Le misure già adottate
Intanto, il Ministro delle Politiche Agricole è intervenuto per prorogare i permessi di soggiorno per lavoro stagionale in scadenza al fine di evitare agli stranieri di dover rientrare nel proprio Paese proprio con l’inizio della stagione di raccolta nelle campagne. La proroga secondo la circolare del Ministero degli Interni dura fino al 15 giugno e riguarda i permessi di soggiorno in scadenza dal 31 gennaio al 15 aprile. Inoltre nel decreto Cura Italia è stata inserita la specificazione secondo cui le attività prestate dai parenti e affini fino al sesto grado non costituiscono rapporto di lavoro né subordinato né autonomo, a condizione che la prestazione sia resa a titolo gratuito.
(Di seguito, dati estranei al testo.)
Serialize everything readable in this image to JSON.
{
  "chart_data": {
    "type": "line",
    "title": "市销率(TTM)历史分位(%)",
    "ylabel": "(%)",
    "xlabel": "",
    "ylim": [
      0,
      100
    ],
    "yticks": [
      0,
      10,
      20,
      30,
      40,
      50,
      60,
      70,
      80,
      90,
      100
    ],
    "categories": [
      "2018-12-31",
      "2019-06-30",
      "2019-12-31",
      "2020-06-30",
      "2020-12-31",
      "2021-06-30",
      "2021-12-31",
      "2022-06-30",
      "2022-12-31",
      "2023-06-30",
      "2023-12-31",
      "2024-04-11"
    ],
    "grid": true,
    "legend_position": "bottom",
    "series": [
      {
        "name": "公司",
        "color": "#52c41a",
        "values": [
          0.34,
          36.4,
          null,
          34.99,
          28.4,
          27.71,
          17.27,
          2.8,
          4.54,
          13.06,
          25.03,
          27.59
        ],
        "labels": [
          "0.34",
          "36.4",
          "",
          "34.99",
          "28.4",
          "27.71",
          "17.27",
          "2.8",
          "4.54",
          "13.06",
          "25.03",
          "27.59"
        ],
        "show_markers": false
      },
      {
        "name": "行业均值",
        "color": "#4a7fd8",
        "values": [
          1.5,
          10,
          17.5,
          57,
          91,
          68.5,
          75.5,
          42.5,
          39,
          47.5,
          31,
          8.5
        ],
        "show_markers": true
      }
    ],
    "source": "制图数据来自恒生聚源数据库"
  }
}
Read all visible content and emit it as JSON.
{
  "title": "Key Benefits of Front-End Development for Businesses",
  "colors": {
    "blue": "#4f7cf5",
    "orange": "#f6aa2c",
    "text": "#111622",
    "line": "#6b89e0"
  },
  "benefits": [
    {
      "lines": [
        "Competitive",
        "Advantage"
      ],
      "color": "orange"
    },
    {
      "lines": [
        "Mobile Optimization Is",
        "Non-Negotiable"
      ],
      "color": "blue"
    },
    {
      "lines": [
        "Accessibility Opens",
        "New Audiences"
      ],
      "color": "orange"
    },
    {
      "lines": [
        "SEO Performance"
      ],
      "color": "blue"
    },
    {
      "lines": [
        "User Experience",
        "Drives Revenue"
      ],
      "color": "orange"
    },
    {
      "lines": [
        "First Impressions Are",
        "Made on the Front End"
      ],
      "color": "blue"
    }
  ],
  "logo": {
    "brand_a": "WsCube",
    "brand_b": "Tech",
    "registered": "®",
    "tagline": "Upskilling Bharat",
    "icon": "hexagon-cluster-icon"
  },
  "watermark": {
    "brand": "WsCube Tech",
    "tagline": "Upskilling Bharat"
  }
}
Normalmente questa regola vale fino al quarto grado di parentela.
I numeri dell’emergenza
Secondo Coldiretti, i lavoratori regolari che arrivano ogni anno dall’estero, forniscono il 27% del totale delle giornate di lavoro necessarie al settore. La comunità di lavoratori agricoli più presente in Italia è proprio quella rumena con 107591 occupati, davanti a marocchini con 35013 e indiani con 34043, che precedono albanesi (32264), senegalesi (14165), polacchi (13134), tunisini (13106) e bulgari (11261).